Dr Joshua Musinguzi, the AIDS control manager in Uganda's Ministry of Health, said the government has been trying to address problems with food as well as supplying people with the drugs they need. The government has also urged the public not to relax efforts in combatting HIV/AIDS despite all energies being targeted towards fighting the COVID-19 pandemic, which has so far infected about 250 people in Uganda.
 
"We are not in normal times so it is possible that not all of them are being reached ... there could be gaps and patients could be experiencing hardships," said Musinguzi.
 
TOO HUNGRY FOR DRUGS
 
The AIDS Support Organization (TASO), a non-governmental organization set up in 1987, is continuing with testing, the distribution of medication, home visits for bedridden patients, and following up with people who miss appointments. Michael Ochwo, TASO's Gulu centre programmes manager, said while some patients say they are struggling to eat, "currently the funding does not provide for food". He said TASO is speaking to the government taskforces to see what can be done. In Layibi, a neighbourhood in Gulu, Walter Ojara, 49, is mourning his sister, whom he described as friendly and popular.
 
Beatrice Oceer, who was HIV positive, died aged 33 on March 21, days after the ban on public transport came into force.
 
Oceer was a victim of domestic violence and previously stopped taking antiretroviral medication for a few months when she escaped her husband, Walter explained.
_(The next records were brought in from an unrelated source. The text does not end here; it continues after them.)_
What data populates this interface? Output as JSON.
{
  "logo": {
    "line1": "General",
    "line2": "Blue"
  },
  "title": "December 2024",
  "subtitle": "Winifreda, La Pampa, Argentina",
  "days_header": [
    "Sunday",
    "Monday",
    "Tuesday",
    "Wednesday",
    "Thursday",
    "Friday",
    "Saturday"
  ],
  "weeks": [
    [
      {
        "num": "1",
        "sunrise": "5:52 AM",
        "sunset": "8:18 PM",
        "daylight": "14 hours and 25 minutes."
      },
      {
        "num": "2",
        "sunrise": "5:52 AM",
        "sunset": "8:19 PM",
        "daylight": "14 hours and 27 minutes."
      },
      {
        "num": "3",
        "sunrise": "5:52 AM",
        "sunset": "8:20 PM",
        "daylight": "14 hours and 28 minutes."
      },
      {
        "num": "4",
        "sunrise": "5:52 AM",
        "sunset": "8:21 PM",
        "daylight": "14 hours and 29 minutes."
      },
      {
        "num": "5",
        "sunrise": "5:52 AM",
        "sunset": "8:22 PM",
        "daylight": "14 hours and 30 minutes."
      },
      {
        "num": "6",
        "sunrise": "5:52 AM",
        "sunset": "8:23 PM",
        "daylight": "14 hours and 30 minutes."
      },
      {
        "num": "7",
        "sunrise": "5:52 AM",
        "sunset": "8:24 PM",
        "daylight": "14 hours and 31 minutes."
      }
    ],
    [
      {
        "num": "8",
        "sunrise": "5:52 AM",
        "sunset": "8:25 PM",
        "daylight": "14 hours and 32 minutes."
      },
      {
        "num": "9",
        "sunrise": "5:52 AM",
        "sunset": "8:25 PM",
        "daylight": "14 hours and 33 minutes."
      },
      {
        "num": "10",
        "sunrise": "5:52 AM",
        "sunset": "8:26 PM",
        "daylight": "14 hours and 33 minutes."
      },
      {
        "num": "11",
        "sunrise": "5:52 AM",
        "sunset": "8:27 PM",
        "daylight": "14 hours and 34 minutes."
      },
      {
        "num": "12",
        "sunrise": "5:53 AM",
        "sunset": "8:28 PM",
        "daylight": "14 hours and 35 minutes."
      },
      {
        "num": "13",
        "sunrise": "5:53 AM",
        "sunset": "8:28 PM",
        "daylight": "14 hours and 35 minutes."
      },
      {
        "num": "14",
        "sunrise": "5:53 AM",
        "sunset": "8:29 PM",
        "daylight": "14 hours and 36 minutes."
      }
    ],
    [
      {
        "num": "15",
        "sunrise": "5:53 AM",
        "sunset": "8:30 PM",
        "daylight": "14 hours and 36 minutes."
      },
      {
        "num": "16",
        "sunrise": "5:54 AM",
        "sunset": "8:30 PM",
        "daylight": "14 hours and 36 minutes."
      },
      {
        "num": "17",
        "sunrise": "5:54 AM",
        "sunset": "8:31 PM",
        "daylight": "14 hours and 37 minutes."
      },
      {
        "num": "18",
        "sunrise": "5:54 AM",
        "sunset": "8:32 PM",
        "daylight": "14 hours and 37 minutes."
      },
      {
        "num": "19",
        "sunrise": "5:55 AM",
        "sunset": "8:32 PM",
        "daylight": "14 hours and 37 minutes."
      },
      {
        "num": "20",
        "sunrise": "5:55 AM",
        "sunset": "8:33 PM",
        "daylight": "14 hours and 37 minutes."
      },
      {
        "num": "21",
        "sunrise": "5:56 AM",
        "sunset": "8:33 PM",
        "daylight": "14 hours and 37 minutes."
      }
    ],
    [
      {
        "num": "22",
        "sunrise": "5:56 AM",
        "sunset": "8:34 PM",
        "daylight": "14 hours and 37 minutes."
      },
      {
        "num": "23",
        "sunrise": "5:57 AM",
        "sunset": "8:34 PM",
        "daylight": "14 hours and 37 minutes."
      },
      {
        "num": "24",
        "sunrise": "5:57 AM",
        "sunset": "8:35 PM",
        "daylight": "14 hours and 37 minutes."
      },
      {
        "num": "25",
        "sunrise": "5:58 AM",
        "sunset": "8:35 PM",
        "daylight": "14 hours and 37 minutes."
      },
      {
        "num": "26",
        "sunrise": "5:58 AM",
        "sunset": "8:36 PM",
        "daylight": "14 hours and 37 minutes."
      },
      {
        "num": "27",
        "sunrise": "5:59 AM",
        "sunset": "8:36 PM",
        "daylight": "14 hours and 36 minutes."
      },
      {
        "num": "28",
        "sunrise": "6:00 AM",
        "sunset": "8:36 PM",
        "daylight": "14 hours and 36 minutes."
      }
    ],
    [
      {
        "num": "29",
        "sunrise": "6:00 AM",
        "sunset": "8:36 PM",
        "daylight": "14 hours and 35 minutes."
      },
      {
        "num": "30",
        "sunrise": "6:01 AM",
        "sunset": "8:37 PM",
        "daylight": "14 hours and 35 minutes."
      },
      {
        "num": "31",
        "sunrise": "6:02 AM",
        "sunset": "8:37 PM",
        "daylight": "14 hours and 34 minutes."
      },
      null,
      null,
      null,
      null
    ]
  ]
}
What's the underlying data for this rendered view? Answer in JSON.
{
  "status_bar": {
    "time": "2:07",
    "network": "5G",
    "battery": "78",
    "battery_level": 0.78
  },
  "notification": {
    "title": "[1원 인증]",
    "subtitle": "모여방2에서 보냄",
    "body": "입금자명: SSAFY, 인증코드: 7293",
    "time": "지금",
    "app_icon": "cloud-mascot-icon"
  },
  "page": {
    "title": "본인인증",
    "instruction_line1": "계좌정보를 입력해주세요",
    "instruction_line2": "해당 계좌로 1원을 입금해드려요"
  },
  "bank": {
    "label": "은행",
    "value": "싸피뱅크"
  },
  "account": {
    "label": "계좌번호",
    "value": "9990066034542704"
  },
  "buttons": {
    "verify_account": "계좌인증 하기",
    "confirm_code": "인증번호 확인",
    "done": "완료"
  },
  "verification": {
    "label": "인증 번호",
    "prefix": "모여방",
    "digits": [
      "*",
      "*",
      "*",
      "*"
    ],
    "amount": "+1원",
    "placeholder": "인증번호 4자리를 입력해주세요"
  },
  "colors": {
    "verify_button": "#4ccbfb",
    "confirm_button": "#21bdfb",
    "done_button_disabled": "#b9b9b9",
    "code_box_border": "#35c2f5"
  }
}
In the months before the lockdown, she contracted tuberculosis and again missed medication when she had no food to take it with.
 
As the pandemic began to spread, she stopped eating totally.
 
"The impact of the lockdown caused a lot of problems because there's no movement, no money, no one can support you," Ojara told the Thomson Reuters Foundation outside the metal-sheet roofed home he had shared with his sister, wife and children.
 
Oyoo Robert Ricky, a health centre facilitator in the Gulu clinic where Oceer was treated, said a shortage of food was becoming a problem nearly everywhere.
 
Three of 941 HIV/AIDS patients have died since restrictions began, he said, including a 34-year-old mother-of-two.
 
In a neighbourhood nearby, Acen, a single mother with five children, laughed sadly when asked what she's eaten during the lockdown. Once a day she boils plants, but it's not enough, she said.
 
"We're hungry, the children are complaining, there's nothing to do because it's not there, there's nothing available to give to them," said Acen, 36, who has battled HIV for six years after contracting it from her ex-husband who cheated on her.
 
While she continues to take her antiretroviral drugs, Acen said it was causing her problems.
 
"It's punishing me a lot when you take a medication on an empty stomach, it gives you a funny sickness," said Acen, who also asked for only her first name to be used.
 
Before the pandemic she would help out in people's houses in return for a small payment. Now, she said she can't afford a mask which she's obligated to wear to collect her medication.
 
"We would rather buy food," she said.